C’est ici un roman dans lequel on sent une maturité de réflexion. 1976, puis juillet 1999 à la ligne suivante closent Une saison à Venise. L’auteur polonais, né en 1930, nous y raconte la fin de l’enfance d’un garçon, Marek, au déclenchement de la Seconde Guerre mondiale. La richesse du texte réside dans un travail de la mémoire, et sous cet angle l’histoire – l’inondation d’un sous-sol qui plongera les protagonistes dans une longue rêverie où ils verront Venise – est secondaire.
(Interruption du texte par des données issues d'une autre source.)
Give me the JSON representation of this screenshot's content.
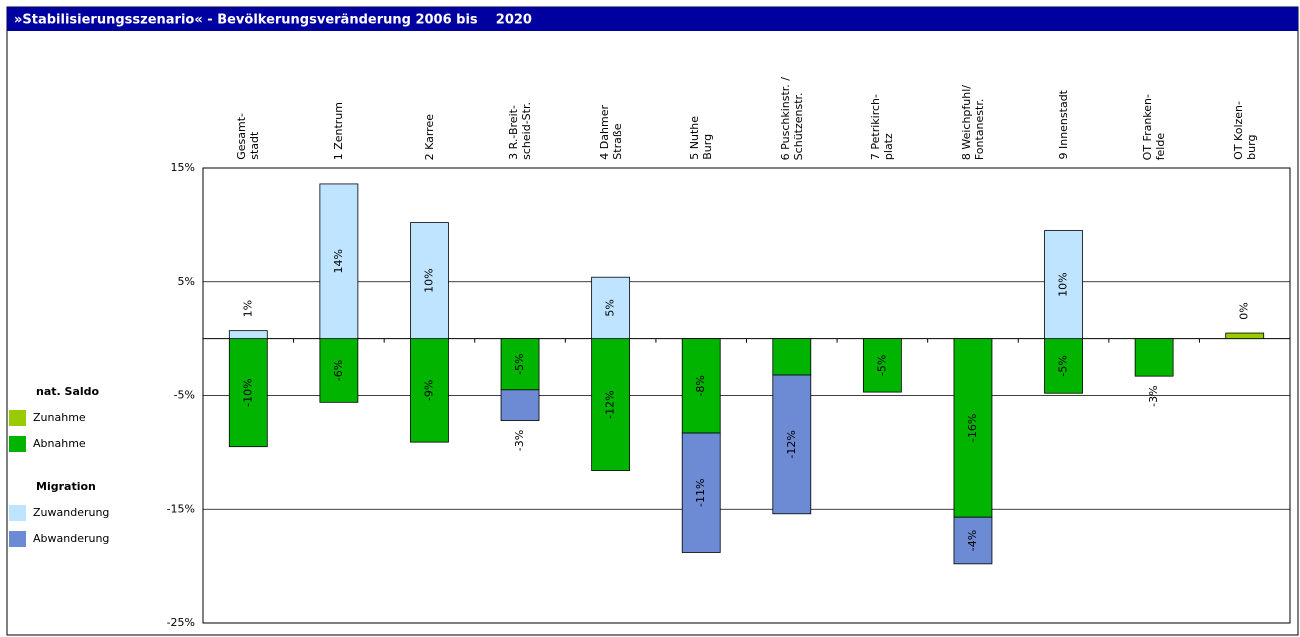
{
  "chart_data": {
    "type": "bar",
    "title": "»Stabilisierungsszenario« - Bevölkerungsveränderung 2006 bis    2020",
    "categories": [
      "Gesamt-\nstadt",
      "1 Zentrum",
      "2 Karree",
      "3 R.-Breit-\nscheid-Str.",
      "4 Dahmer\nStraße",
      "5 Nuthe\nBurg",
      "6 Puschkinstr. /\nSchützenstr.",
      "7 Petrikirch-\nplatz",
      "8 Weichpfuhl/\nFontanestr.",
      "9 Innenstadt",
      "OT Franken-\nfelde",
      "OT Kolzen-\nburg"
    ],
    "legend_groups": [
      {
        "title": "nat. Saldo",
        "series": [
          0,
          1
        ]
      },
      {
        "title": "Migration",
        "series": [
          2,
          3
        ]
      }
    ],
    "series": [
      {
        "name": "Zunahme",
        "color": "#99cc00",
        "values": [
          null,
          null,
          null,
          null,
          null,
          null,
          null,
          null,
          null,
          null,
          null,
          0.49
        ],
        "value_labels": [
          null,
          null,
          null,
          null,
          null,
          null,
          null,
          null,
          null,
          null,
          null,
          "0%"
        ]
      },
      {
        "name": "Abnahme",
        "color": "#00b400",
        "values": [
          -9.5,
          -5.6,
          -9.1,
          -4.5,
          -11.6,
          -8.3,
          -3.2,
          -4.7,
          -15.7,
          -4.8,
          -3.3,
          null
        ],
        "value_labels": [
          "-10%",
          "-6%",
          "-9%",
          "-5%",
          "-12%",
          "-8%",
          "-3%",
          "-5%",
          "-16%",
          "-5%",
          "-3%",
          null
        ]
      },
      {
        "name": "Zuwanderung",
        "color": "#bfe4ff",
        "values": [
          0.7,
          13.6,
          10.2,
          null,
          5.4,
          null,
          null,
          null,
          null,
          9.5,
          null,
          null
        ],
        "value_labels": [
          "1%",
          "14%",
          "10%",
          null,
          "5%",
          null,
          null,
          null,
          null,
          "10%",
          null,
          null
        ]
      },
      {
        "name": "Abwanderung",
        "color": "#6d8ad4",
        "values": [
          null,
          null,
          null,
          -2.7,
          null,
          -10.5,
          -12.2,
          null,
          -4.1,
          null,
          null,
          null
        ],
        "value_labels": [
          null,
          null,
          null,
          "-3%",
          null,
          "-11%",
          "-12%",
          null,
          "-4%",
          null,
          null,
          null
        ]
      }
    ],
    "ylim": [
      -25,
      15
    ],
    "yticks": [
      {
        "value": 15,
        "label": "15%"
      },
      {
        "value": 5,
        "label": "5%"
      },
      {
        "value": -5,
        "label": "-5%"
      },
      {
        "value": -15,
        "label": "-15%"
      },
      {
        "value": -25,
        "label": "-25%"
      }
    ],
    "grid": true
  }
}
L’écriture possède quelque trait proustien dans sa manière lente et fine de décortiquer certaines impressions passées, une lumière du couchant, par exemple, et ce qu’elle crée chez le jeune personnage. Cela finit par réinventer une vie plus sensible aux petites choses, justement, qu’au grand bouleversement qui la fera passer du monde de l’enfance à celui des adultes. Pendant le temps qu’il lui faudra pour traverser son village et y revenir, Marek sera témoin des atrocités de la guerre. Mais malgré tout, ce sont l’humilité des sentiments et l’imagination qui triompheront. Peut-être faut-il avoir vécu la guerre pour comprendre à quel point la lourdeur et l’apitoiement sont stériles ?

Une saison à Venise de Wodzimierz Odojewski ne sera jamais parmi ces livres-jalons, qui, juste à les repasser dans ma tête, tracent le parcours de ma vie. Il fait néanmoins partie de ces histoires dont on a besoin pour cultiver l’enfance.